Quando a crise eclodiu, em 2007, a primeira resposta do Fed foi baixar o juro básico americano que estava em 5,25%. No fim de 2008, a taxa já estava entre zero e 0,25%. Mas o corte do juro foi insuficiente e o Fed foi obrigado a aderir às injeções de liquidez, por meio da compra de títulos, também chamadas de afrouxamento monetário, política seguida também por muitos outros países, inclusive o Brasil. O Banco da Inglaterra, por exemplo, confirmou ontem a manutenção do seu programa de compra de ativos de 200 bilhões de libras. O membro do comitê de política monetária do Banco da Inglaterra, Adam Poser, é um dos ardorosos defensores das compras em larga escala de títulos do mercado. Para Poser, "mudar as taxas das reservas bancárias e manter os juros baixos podem ajudar na margem, mas não têm o mesmo impacto das grandes compras de títulos".

O primeiro programa americano de compra de títulos foi gigante. Envolveu US$ 1,75 trilhão, mas terminou no primeiro semestre, sem resultados significativos na economia. Como está no comunicado do Fomc, a recuperação da produção e do emprego está "desapontadoramente lenta". O desemprego continua elevado, em 9,6%. Depois de ter crescido 5% no quarto trimestre de 2009, o Produto Interno Bruto (PIB) aumentou 3,7% no primeiro trimestre deste ano, 1,7% no segundo e 2% agora no terceiro.

Mesmo com os juros baixos, os consumidores hesitam em comprar por causa do temor do desemprego e das pesadas dívidas ainda não digeridas. Pelos mesmos motivos, os bancos evitam ampliar o crédito.

No novo programa anunciado nesta semana, o Fomc se dispôs a comprar US$ 600 bilhões em títulos do Tesouro, preferencialmente de longo prazo, em operações mensais de US$ 75 bilhões, até o fim do primeiro semestre. Além disso, o Fomc manteve a política de canalizar para a compra de novos títulos os recursos recebidos na liquidação dos papéis de aquisições anteriores, o que pode somar mais US$ 300 bilhões.

Dos onze membros do Fomc, apenas votou contra a injeção de liquidez o presidente do Fed do Kansas, Thomas Hoening. Para ele, os riscos de novas compras de títulos superam os benefícios. Hoening receia que a excessiva acomodação monetária aumente a probabilidade de desequilíbrios financeiros futuros e a expectativa de inflação de longo prazo, que podem desestabilizar a economia.

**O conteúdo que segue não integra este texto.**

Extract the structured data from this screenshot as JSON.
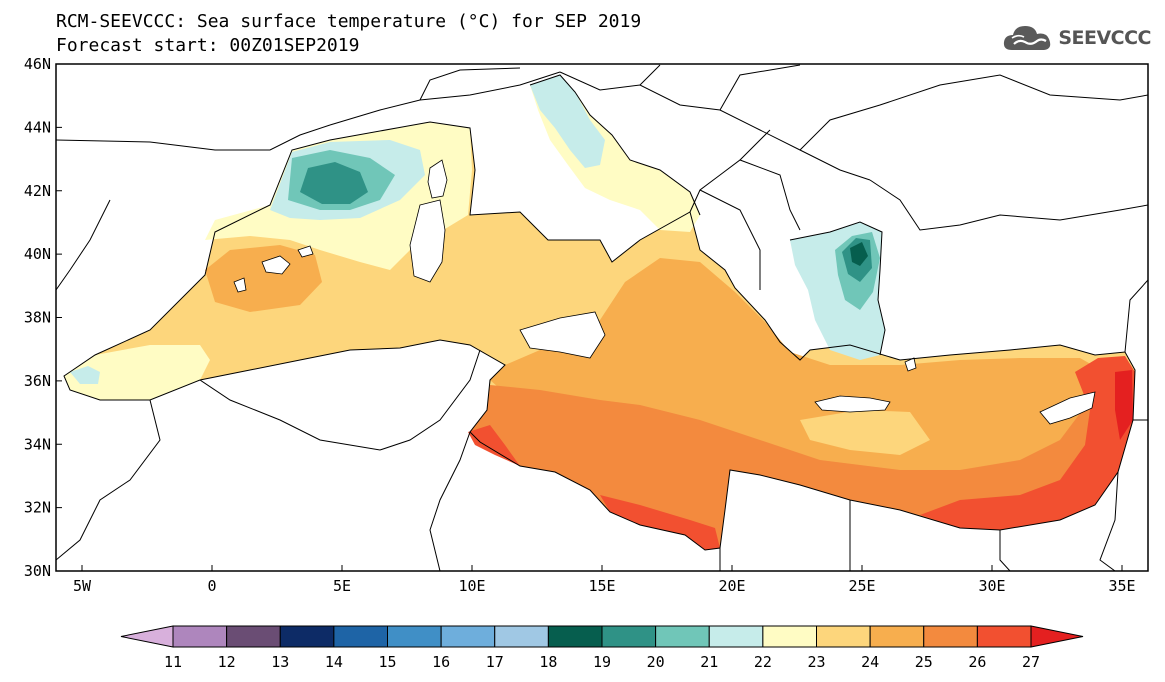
{
  "header": {
    "title_line1": "RCM-SEEVCCC: Sea surface temperature (°C) for SEP 2019",
    "title_line2": "Forecast start: 00Z01SEP2019"
  },
  "logo": {
    "text": "SEEVCCC",
    "icon": "cloud-icon",
    "color": "#555555"
  },
  "map": {
    "lat_labels": [
      "46N",
      "44N",
      "42N",
      "40N",
      "38N",
      "36N",
      "34N",
      "32N",
      "30N"
    ],
    "lon_labels": [
      "5W",
      "0",
      "5E",
      "10E",
      "15E",
      "20E",
      "25E",
      "30E",
      "35E"
    ],
    "lat_range": [
      30,
      46
    ],
    "lon_range": [
      -6,
      36
    ]
  },
  "colorbar": {
    "labels": [
      "11",
      "12",
      "13",
      "14",
      "15",
      "16",
      "17",
      "18",
      "19",
      "20",
      "21",
      "22",
      "23",
      "24",
      "25",
      "26",
      "27"
    ],
    "colors": [
      "#d8b0dc",
      "#ae86bd",
      "#6a4d74",
      "#0d2b66",
      "#1e64a6",
      "#408fc6",
      "#6eaedc",
      "#a0c8e4",
      "#065e4e",
      "#2f9286",
      "#70c6b8",
      "#c6ecea",
      "#fffcc4",
      "#fdd67c",
      "#f7ae4e",
      "#f38a3e",
      "#f25030",
      "#e42020"
    ]
  }
}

Se há dúvidas a respeito da eficiência dos resultados dos programas de compra de títulos, é indiscutível o impacto negativo que essa maciça injeção de liquidez está tendo nos mercados globais. A compra de títulos cria volumosos fluxos de capital que buscam melhor retorno em mercados emergentes, contribuindo para o desequilíbrio cambial. Países cobiçados por esses capitais, como o Brasil, têm a moeda valorizada e a competitividade prejudicada nas relações comerciais. Como resultado, crescem os déficits em conta corrente.

Tudo isso será um prato cheio nos debates da reunião dos presidentes do G-20, que ocorrerá na próxima semana, em Seul, na Coreia do Sul. Mas vai se frustrar quem esperar uma solução.